On his arrival in Birjand he acted as Agent for the British Government, and was for ten months in charge of the Consular postal arrangements from Sistan to Meshed, while advising the Government on the best ways of promoting trade in those regions, a work which he did mostly for love and out of loyalty.
He has experimented a great deal, and his experience is that indigo is the article which commands the greatest sale at present, then plain white and indigo dyed cottons of two qualities, a superior kind with shiny surface for the better classes, and one rather inferior with no gloss for the lower people. Fancy articles find no sale.
One of the greatest difficulties that a trader has to contend with is the impossibility of selling anything for ready money, and thus making small but quick profits. Credit has to be given generally for one year, eighteen months, and even as long as two years. Even in the few cases where credit has been allowed for one or two months the greatest difficulty is experienced in obtaining payment for the goods supplied, threats and applications to the Amir being often necessary. Delays are constant, although the money is always paid in the end.
This necessitates keeping the prices very high to compensate for the loss, but by careful handling good profits can be made, if sufficient capital is at hand to keep the concern going.
The caravanserai in which Umar-al-din had hired several rooms which he had turned into a shop was now known by the name of the English Caravanserai, and nearly all the caravans with Indian and Afghan goods halted there. When I went to visit the place there were a number of Afghan soldiers who had conveyed some prisoners, who had escaped into Afghan territory, back from Herat to Birjand. Their rifles, with bayonets fixed, were stacked on the platform outside, and they loitered about, no two soldiers dressed alike. Some had old English military uniforms which they wore over their ample white or blue cotton trousers. These fellows looked very fierce and treacherous, with cruel mouths and unsteady eyes. They wore pointed embroidered peaks inside their turbans, and curly hair flowed upon their shoulders. At a distance they were most picturesque but extremely dirty.

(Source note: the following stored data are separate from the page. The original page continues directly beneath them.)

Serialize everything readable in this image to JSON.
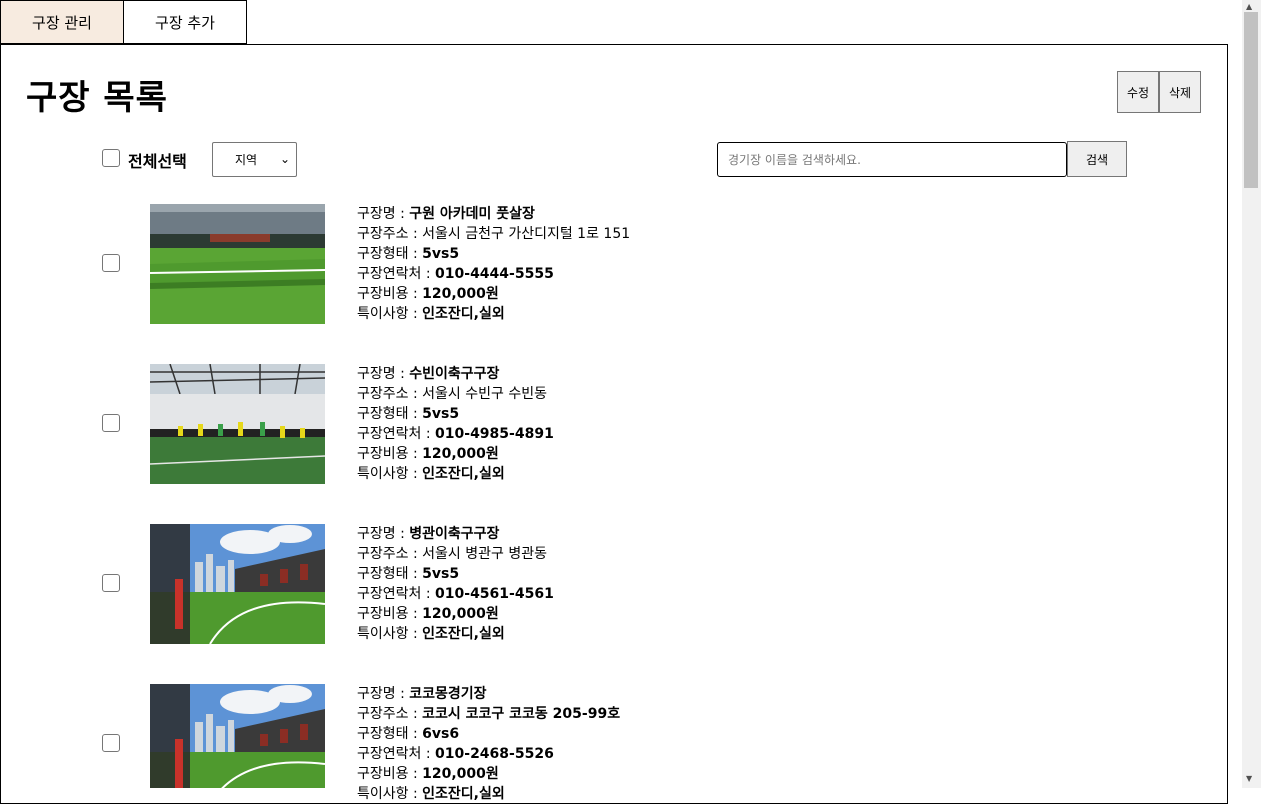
{
  "tabs": {
    "manage": "구장 관리",
    "add": "구장 추가"
  },
  "page": {
    "title": "구장 목록"
  },
  "actions": {
    "edit": "수정",
    "delete": "삭제"
  },
  "filter": {
    "select_all": "전체선택",
    "region_selected": "지역"
  },
  "search": {
    "placeholder": "경기장 이름을 검색하세요.",
    "button": "검색"
  },
  "labels": {
    "name": "구장명 : ",
    "address": "구장주소 : ",
    "type": "구장형태 : ",
    "contact": "구장연락처 : ",
    "fee": "구장비용 : ",
    "notes": "특이사항 : "
  },
  "fields": [
    {
      "name": "구원 아카데미 풋살장",
      "address": "서울시 금천구 가산디지털 1로 151",
      "type": "5vs5",
      "contact": "010-4444-5555",
      "fee": "120,000원",
      "notes": "인조잔디,실외"
    },
    {
      "name": "수빈이축구구장",
      "address": "서울시 수빈구 수빈동",
      "type": "5vs5",
      "contact": "010-4985-4891",
      "fee": "120,000원",
      "notes": "인조잔디,실외"
    },
    {
      "name": "병관이축구구장",
      "address": "서울시 병관구 병관동",
      "type": "5vs5",
      "contact": "010-4561-4561",
      "fee": "120,000원",
      "notes": "인조잔디,실외"
    },
    {
      "name": "코코몽경기장",
      "address": "코코시 코코구 코코동 205-99호",
      "type": "6vs6",
      "contact": "010-2468-5526",
      "fee": "120,000원",
      "notes": "인조잔디,실외"
    }
  ],
  "colors": {
    "active_tab": "#f7ebe0",
    "grass": "#4a8f2a",
    "sky": "#5d93d6"
  }
}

A number of Beluch mari, or running camels, were being fed with huge balls of paste which were stuffed down their mouths by their owners. These camel men were the first Beluch I had come across, and although they wore huge white flowing robes, long hair, and pointed turbans not unlike the Afghans, the difference in the features and expression of the faces was quite marked. One could see that they were fighting people, but they had nice, honest faces; they looked straight in one's eyes, and had not the sneakish countenance of their northern neighbours.